Le préavis ne signifie pas que les hôtesses de l’air et stewards cesseront le travail sans interruption pendant près d’un mois. Il permet aux salariés de se mobiliser à certaines dates entre le 7 août et le 2 septembre. Les déclarations individuelles devront être transmises 48 heures avant chaque participation, ce qui permettra à la compagnie d’évaluer progressivement l’impact sur son programme de vols.
Les organisations syndicales se disent disposées à négocier et à retirer le préavis si la direction apporte des réponses suffisantes. Elles avaient précédemment suspendu une notification de conflit en raison des incendies en Gironde. Cette décision n’a cependant pas réglé les désaccords signalés depuis près d’un an sur l’organisation du travail.
Les revendications portent principalement sur la maîtrise du temps. Les syndicats évoquent une instabilité chronique des horaires, des modifications tardives, des itinéraires imposés et des rotations éprouvantes. Des affectations vers des bases étrangères et la multiplication de certains vols de nuit avaient également été dénoncées lors des alertes précédentes.
Pour le personnel navigant commercial, un changement de planning affecte les périodes de repos, les déplacements, la vie familiale et la récupération entre deux rotations. Lorsque ces modifications deviennent fréquentes, les salariés perdent la possibilité d’organiser leur temps personnel. La contrainte horaire se transforme alors en charge mentale durable.

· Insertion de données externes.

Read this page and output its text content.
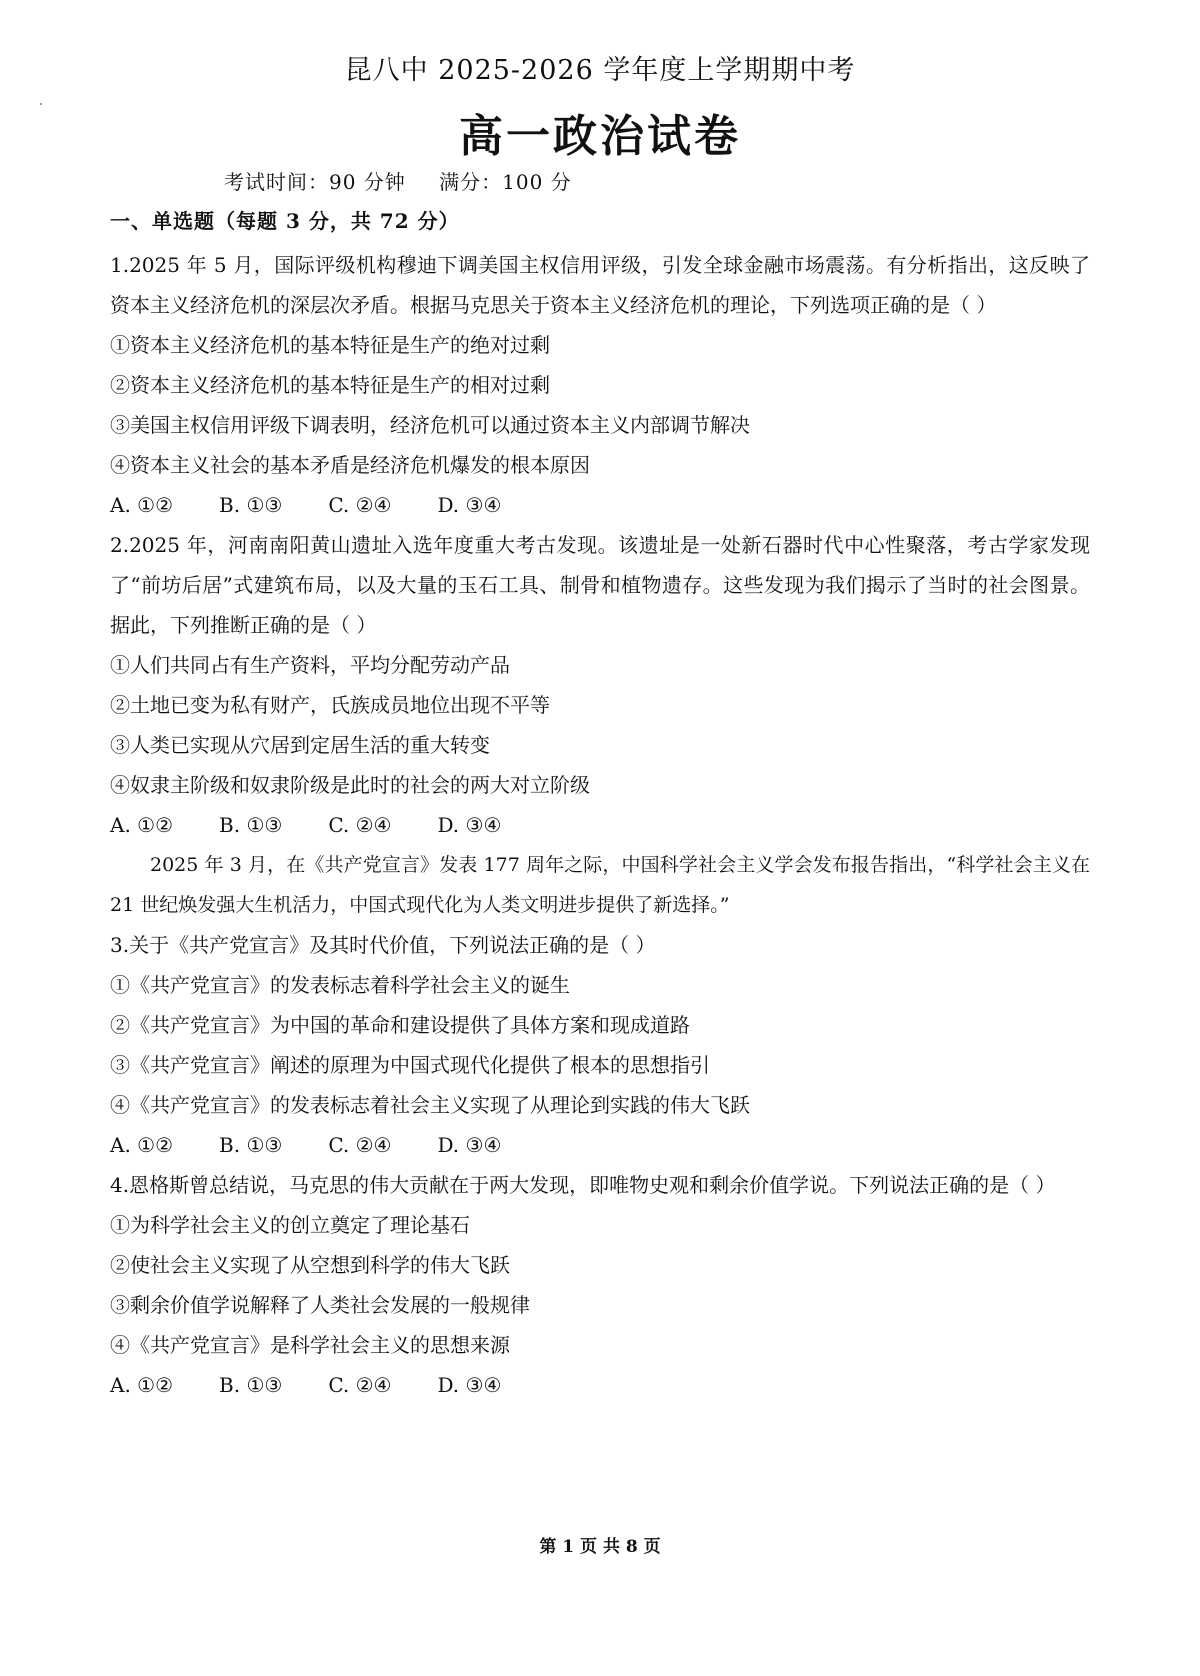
昆八中 2025-2026 学年度上学期期中考
高一政治试卷
考试时间：90 分钟 满分：100 分
一、单选题（每题 3 分，共 72 分）

1.2025 年 5 月，国际评级机构穆迪下调美国主权信用评级，引发全球金融市场震荡。有分析指出，这反映了资本主义经济危机的深层次矛盾。根据马克思关于资本主义经济危机的理论，下列选项正确的是（ ）

①资本主义经济危机的基本特征是生产的绝对过剩

②资本主义经济危机的基本特征是生产的相对过剩

③美国主权信用评级下调表明，经济危机可以通过资本主义内部调节解决

④资本主义社会的基本矛盾是经济危机爆发的根本原因

A. ①② B. ①③ C. ②④ D. ③④

2.2025 年，河南南阳黄山遗址入选年度重大考古发现。该遗址是一处新石器时代中心性聚落，考古学家发现了“前坊后居”式建筑布局，以及大量的玉石工具、制骨和植物遗存。这些发现为我们揭示了当时的社会图景。据此，下列推断正确的是（ ）

①人们共同占有生产资料，平均分配劳动产品

②土地已变为私有财产，氏族成员地位出现不平等

③人类已实现从穴居到定居生活的重大转变

④奴隶主阶级和奴隶阶级是此时的社会的两大对立阶级

A. ①② B. ①③ C. ②④ D. ③④

2025 年 3 月，在《共产党宣言》发表 177 周年之际，中国科学社会主义学会发布报告指出，“科学社会主义在 21 世纪焕发强大生机活力，中国式现代化为人类文明进步提供了新选择。”

3.关于《共产党宣言》及其时代价值，下列说法正确的是（ ）

①《共产党宣言》的发表标志着科学社会主义的诞生

②《共产党宣言》为中国的革命和建设提供了具体方案和现成道路

③《共产党宣言》阐述的原理为中国式现代化提供了根本的思想指引

④《共产党宣言》的发表标志着社会主义实现了从理论到实践的伟大飞跃

A. ①② B. ①③ C. ②④ D. ③④

4.恩格斯曾总结说，马克思的伟大贡献在于两大发现，即唯物史观和剩余价值学说。下列说法正确的是（ ）

①为科学社会主义的创立奠定了理论基石

②使社会主义实现了从空想到科学的伟大飞跃

③剩余价值学说解释了人类社会发展的一般规律

④《共产党宣言》是科学社会主义的思想来源

A. ①② B. ①③ C. ②④ D. ③④
第 1 页 共 8 页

Cette instabilité peut produire des effets directement observables par la DRH : déclarations de fatigue, absentéisme, arrêts maladie, désengagement ou départs. Dans l’aérien, elle comporte aussi une dimension opérationnelle particulière. La vigilance physique et psychologique du personnel de cabine contribue à la sécurité, à la gestion des incidents et à la qualité de service.
Le calendrier complique le conflit. Le mois d’août correspond à une période de forte activité, durant laquelle les rotations sont nombreuses et les possibilités de remplacement réduites. Pour absorber les absences et les imprévus, l’entreprise peut être tentée d’augmenter les changements de planning. Sans réserves d’effectifs suffisantes, cette flexibilité transfère toutefois le coût des aléas sur les équipages.
easyJet se dit déçue par le préavis, malgré les aménagements proposés pour répondre aux préoccupations exprimées. La compagnie demande aux syndicats de renoncer à une action qu’elle juge contre-productive pour les voyageurs et rappelle que des négociations sont programmées en septembre.
Ce calendrier constitue précisément l’un des points de désaccord. Les représentants du personnel estiment que les difficultés nécessitent des mesures pendant le pic estival, tandis que la direction renvoie la négociation formelle à la rentrée. Reporter les discussions peut être cohérent avec l’agenda de l’entreprise, mais difficilement acceptable pour des équipes appelées à supporter plusieurs semaines de forte charge.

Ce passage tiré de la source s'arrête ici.